León

Viajar en tren a León es muy rápido desde Madrid. Con los trenes de alta velocidad, estarás en la estación de Renfe de León en dos horas y seis minutos con el AVE; y en dos horas y 15 minutos con los ALVIA, por lo que aprovecha para venir a la capital leonesa. Bañada por el río Bernesga y con orígenes en el campamento de la famosa Legión Romana VI Victrix, es una ciudad de contrastes. En ella encontrarás trenes de alta velocidad y peregrinos del Camino de Santiago; una de las catedrales góticas más bellas y el Museo de Arte Contemporáneo de Castilla y León.

Visita León

Como la estación de Renfe de León está lejos, mejor usa el transporte público para llegar al casco antiguo. En 24 minutos estarás en la puerta medieval Arco de la Cárcel, la última que ha sobrevivido. En apenas dos minutos andando llegarás a la basílica de San Isidoro con la llamada Capilla Sixtina del arte románico. No muy lejos, puedes visitar el edificio neogótico de la Casa Botines, una de las tres obras que hizo Gaudí fuera de Cataluña. Si sigues por la calle Ancha, te sorprenderás con la impactante catedral de León, una de las joyas del gótico español. El gran rosetón de la fachada y los 1.800 m2 de vidrieras son todo un espectáculo de luz y color que bien valen un viaje en tren a León.
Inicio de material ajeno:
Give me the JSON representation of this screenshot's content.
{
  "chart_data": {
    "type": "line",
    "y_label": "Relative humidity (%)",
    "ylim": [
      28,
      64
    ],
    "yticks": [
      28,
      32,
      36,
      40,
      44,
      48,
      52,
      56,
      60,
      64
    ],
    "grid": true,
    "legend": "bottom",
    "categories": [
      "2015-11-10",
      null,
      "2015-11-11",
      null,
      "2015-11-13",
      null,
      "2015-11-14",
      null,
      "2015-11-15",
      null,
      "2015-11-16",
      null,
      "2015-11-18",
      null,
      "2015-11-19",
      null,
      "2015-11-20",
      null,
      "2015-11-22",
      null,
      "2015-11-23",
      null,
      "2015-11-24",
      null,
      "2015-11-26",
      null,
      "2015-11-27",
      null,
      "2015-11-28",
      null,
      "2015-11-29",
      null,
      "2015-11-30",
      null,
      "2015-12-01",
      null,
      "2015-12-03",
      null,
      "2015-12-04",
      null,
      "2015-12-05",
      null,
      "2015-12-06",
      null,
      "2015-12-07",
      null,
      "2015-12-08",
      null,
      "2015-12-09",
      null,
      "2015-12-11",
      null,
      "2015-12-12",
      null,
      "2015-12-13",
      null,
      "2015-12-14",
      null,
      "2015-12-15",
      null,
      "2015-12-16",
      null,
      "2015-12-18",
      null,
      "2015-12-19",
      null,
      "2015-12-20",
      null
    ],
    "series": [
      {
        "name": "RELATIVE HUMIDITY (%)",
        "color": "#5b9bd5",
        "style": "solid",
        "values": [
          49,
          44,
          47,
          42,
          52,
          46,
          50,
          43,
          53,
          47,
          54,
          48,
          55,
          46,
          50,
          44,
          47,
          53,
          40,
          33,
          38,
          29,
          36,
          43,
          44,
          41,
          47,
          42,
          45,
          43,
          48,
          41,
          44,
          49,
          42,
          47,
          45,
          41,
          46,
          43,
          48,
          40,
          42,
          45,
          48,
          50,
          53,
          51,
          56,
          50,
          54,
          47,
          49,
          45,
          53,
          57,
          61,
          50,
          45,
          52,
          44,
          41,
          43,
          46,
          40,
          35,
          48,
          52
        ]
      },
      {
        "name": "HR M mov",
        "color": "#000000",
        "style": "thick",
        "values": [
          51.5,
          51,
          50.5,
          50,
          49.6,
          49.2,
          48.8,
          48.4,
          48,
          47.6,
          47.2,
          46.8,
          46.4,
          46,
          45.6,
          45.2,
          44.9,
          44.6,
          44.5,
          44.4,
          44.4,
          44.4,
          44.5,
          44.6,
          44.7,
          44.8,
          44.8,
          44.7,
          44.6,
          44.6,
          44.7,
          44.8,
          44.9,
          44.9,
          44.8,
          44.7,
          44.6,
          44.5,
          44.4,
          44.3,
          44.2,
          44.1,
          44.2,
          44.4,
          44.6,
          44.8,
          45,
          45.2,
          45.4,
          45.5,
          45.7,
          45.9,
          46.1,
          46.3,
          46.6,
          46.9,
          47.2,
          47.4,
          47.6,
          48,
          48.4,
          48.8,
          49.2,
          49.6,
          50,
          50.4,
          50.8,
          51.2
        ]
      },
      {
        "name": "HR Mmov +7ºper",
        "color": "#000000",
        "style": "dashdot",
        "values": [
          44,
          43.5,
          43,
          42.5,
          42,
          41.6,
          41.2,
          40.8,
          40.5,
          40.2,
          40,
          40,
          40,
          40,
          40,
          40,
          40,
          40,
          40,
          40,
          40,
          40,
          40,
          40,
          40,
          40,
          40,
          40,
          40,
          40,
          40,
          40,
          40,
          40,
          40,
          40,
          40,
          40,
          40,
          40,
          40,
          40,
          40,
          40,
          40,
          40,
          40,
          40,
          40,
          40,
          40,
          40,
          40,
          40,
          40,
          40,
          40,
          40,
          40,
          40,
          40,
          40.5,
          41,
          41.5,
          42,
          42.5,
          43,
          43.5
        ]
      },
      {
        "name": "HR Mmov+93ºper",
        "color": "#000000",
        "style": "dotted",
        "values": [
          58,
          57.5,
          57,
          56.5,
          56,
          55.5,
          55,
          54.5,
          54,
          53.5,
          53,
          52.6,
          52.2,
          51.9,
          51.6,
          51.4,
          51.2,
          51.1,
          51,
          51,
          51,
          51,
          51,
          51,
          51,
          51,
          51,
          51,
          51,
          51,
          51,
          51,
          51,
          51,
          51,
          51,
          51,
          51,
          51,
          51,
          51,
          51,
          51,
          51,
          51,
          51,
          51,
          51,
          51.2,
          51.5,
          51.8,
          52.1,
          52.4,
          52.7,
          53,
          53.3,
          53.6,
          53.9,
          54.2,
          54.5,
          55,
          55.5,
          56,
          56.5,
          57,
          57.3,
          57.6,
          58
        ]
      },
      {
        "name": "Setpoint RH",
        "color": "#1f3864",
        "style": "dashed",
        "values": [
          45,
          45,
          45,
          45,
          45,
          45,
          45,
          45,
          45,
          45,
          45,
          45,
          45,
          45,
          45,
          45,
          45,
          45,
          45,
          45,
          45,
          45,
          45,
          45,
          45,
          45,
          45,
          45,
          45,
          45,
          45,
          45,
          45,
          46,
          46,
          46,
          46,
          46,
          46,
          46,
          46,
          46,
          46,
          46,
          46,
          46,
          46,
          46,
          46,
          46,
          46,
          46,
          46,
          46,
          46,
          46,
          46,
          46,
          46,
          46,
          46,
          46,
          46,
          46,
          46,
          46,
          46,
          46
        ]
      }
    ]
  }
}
Muy cerca, está la plaza de San Martín, el corazón del llamado barrio Húmedo por los más de 100 bares que hay en la zona. Aquí encontrarás las mejores tapas de cecina, chorizo y setas, servidas gratis con cada consumición de bebida. También encontrarás restaurantes donde probar emblemas de la cocina leonesa como el lechazo al horno o los pimientos del Bierzo. Si quieres probar los vinos de la región, apuesta por las denominaciones de origen del Bierzo y Tierras de León.

Para estirar las piernas, puedes dar un agradable paseo por la ribera del Bernesga hasta llegar al Museo de Arte Contemporáneo de Castilla y León en la avenida de los Reyes Leoneses, uno de los museos de referencia en España.